Posts on blogs, Facebook and the like now appear on social media-enabled press releases, which sport their own comments sections right on the releases. Such releases can also supply tools for bookmarking and sharing interesting information on the dozens of social bookmarking sites, as well as ways to “permalink” and “trackback” other posts to make it easier for the blogosphere to seamlessly discuss breaking news.
Culley says Boughton is so satisfied with the feedback from its social media releases posted using Twitter and Facebook, the firm has no need to circulate the same information via traditional press wire services.
While PR firms have their own formats for social media-enabled releases, firms can simply put one together on their own. Key elements include:
• Comments capability. Enabling readers to post comments on a press release can give the announcement more legs by attracting discussion.

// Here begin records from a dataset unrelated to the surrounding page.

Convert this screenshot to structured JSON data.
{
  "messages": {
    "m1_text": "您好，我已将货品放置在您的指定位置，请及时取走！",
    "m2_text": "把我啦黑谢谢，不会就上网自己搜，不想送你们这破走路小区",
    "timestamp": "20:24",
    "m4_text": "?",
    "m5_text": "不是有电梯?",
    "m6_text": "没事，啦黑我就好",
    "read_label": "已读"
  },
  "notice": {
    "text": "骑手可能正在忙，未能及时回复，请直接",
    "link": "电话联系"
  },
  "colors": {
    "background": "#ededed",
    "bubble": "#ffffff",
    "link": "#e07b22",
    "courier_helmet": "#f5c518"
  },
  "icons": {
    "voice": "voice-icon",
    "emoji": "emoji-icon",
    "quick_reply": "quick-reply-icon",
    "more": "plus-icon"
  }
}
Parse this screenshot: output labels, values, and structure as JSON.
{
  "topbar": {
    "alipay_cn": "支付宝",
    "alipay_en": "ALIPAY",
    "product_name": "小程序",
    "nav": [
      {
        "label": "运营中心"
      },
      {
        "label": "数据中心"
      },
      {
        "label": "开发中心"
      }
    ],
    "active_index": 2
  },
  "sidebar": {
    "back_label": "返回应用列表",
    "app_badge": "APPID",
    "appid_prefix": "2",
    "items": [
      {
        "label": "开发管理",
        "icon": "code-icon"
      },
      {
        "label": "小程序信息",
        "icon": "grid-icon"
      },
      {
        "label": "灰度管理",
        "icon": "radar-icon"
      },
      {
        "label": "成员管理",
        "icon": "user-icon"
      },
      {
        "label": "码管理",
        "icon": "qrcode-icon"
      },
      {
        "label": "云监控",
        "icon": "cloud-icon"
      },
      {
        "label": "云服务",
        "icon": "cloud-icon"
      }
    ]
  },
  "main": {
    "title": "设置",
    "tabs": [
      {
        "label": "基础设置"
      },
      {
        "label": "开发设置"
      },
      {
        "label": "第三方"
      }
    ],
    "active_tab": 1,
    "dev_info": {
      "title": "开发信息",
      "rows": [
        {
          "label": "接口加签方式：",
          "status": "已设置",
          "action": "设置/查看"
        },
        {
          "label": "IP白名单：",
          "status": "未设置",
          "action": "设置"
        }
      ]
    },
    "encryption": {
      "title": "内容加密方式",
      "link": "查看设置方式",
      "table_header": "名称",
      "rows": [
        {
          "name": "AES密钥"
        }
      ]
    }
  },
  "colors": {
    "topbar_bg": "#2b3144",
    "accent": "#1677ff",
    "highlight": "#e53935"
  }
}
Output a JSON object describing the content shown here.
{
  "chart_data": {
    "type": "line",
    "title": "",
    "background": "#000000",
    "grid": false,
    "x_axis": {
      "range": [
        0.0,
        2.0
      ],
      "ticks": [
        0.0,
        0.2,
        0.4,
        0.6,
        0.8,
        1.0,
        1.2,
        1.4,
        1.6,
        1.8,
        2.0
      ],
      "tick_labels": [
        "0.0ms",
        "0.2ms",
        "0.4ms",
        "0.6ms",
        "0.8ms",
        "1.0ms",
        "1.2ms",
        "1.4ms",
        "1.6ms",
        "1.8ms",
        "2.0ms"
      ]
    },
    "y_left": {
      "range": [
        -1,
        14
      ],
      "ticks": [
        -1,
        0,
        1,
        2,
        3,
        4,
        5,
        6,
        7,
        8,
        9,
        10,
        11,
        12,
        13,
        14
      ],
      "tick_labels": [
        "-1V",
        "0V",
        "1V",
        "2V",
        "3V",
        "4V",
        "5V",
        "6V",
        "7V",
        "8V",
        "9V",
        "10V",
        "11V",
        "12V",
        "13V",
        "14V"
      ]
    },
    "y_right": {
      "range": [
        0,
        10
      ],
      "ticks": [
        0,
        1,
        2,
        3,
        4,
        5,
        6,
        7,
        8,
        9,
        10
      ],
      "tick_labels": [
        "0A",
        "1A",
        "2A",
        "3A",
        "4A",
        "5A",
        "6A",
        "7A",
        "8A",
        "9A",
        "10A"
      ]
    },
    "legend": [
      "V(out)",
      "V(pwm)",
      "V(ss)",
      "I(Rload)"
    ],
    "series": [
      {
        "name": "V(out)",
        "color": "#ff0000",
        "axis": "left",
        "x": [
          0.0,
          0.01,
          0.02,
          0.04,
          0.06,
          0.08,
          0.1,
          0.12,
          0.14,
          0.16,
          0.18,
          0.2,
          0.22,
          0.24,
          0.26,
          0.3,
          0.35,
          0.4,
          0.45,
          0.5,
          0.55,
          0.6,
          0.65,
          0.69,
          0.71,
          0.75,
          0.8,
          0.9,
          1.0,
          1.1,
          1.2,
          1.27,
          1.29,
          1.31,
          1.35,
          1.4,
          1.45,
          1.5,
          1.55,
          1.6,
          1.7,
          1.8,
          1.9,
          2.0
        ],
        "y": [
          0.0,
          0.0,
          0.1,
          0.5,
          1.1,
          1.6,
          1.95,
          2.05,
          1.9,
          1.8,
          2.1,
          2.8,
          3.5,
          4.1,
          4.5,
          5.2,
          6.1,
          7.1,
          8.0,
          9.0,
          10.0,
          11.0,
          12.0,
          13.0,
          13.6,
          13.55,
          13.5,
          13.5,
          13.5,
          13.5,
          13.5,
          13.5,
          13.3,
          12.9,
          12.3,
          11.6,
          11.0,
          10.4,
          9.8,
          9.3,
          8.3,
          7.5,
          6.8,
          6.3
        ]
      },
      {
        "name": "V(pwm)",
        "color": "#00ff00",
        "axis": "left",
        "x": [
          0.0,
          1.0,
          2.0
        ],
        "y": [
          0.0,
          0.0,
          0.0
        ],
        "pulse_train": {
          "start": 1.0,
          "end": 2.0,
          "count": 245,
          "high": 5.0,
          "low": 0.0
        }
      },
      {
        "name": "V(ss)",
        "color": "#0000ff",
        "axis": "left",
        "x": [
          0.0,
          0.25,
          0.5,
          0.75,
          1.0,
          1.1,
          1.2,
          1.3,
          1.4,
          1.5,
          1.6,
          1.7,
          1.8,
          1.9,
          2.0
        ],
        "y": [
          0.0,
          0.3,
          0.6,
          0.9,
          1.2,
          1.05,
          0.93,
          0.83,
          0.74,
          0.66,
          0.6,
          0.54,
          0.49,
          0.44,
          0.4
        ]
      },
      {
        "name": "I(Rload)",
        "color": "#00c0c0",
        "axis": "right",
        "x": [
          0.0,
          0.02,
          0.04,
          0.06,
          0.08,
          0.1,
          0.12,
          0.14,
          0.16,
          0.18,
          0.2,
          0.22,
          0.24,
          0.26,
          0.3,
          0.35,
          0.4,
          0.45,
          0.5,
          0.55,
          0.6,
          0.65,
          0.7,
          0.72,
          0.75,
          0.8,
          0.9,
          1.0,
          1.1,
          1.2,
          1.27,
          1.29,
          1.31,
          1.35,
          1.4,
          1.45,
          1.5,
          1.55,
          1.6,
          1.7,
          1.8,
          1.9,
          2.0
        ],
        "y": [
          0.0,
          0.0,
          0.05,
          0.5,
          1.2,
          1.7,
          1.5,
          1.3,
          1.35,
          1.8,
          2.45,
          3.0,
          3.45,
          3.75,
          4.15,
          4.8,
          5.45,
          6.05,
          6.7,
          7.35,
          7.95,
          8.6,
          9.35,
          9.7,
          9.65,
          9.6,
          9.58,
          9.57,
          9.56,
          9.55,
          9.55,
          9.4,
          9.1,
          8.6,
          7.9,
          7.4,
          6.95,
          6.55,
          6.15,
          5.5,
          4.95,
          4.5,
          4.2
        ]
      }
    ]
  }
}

• Social bookmarking. There’s an entire subculture of info and news junkies on the Web who regularly categorize and bookmark items of interest for themselves on free bookmarking services. Free tools like AddThis enable firms to offer quick links to more than three dozen social bookmarking services.
• Link-to-this-page button. This tool makes it effortless for a journalist, blogger or other reader to link to a release from another website, article or blog.
• Email this page to a friend. By now, most companies understand the power of these simple word-of-mouth referrals.
• Permalink. This is a fancy term for a link that will never be changed or moved. It’s the perfect solution for companies that like to feature fresh news on their home pages (a temporary location) while simultaneously storing the release in their archives (a permanent location).
• Trackback. A product of the blogosphere, trackbacks are little snippets of code that let posters know that people are talking about their information on another blog. In practice, the commenter—usually a blogger—pastes the law firm’s trackback code into his or her blogging program, and the comment alert is sent back to the law firm press center.
• Supporting images/video link. The mainstream media is always hungry for news video and images; bloggers are even hungrier.
• Link to other company press releases. A quick link to a press release domain makes it easier for journalists and bloggers to dig deeper into the law firm’s story.
• Company press center link. Offering an easy way for readers to get to the heart of a law firm’s publicity apparatus is another no-brainer.
• Press release RSS. A significant percentage of newshounds gather much of their news with Really Simple Syndication readers. A Web designer will know how to quickly code a press release for RSS. Or you can auto-code a release in about five minutes by using Ice Rocket’s free RSS Builder tool.
“We have found utilizing a press release service with links to social media sites is an effective and reasonably affordable way for a firm to promote their firm and services,” says Harry S. Storey, former executive director of the Hiersche, Hayward, Drakeley & Urbach law firm in Addison, Texas, who is now a management consultant in Plano.
“It does not require substantial technical knowledge or equipment beyond that used in ... normal operations.”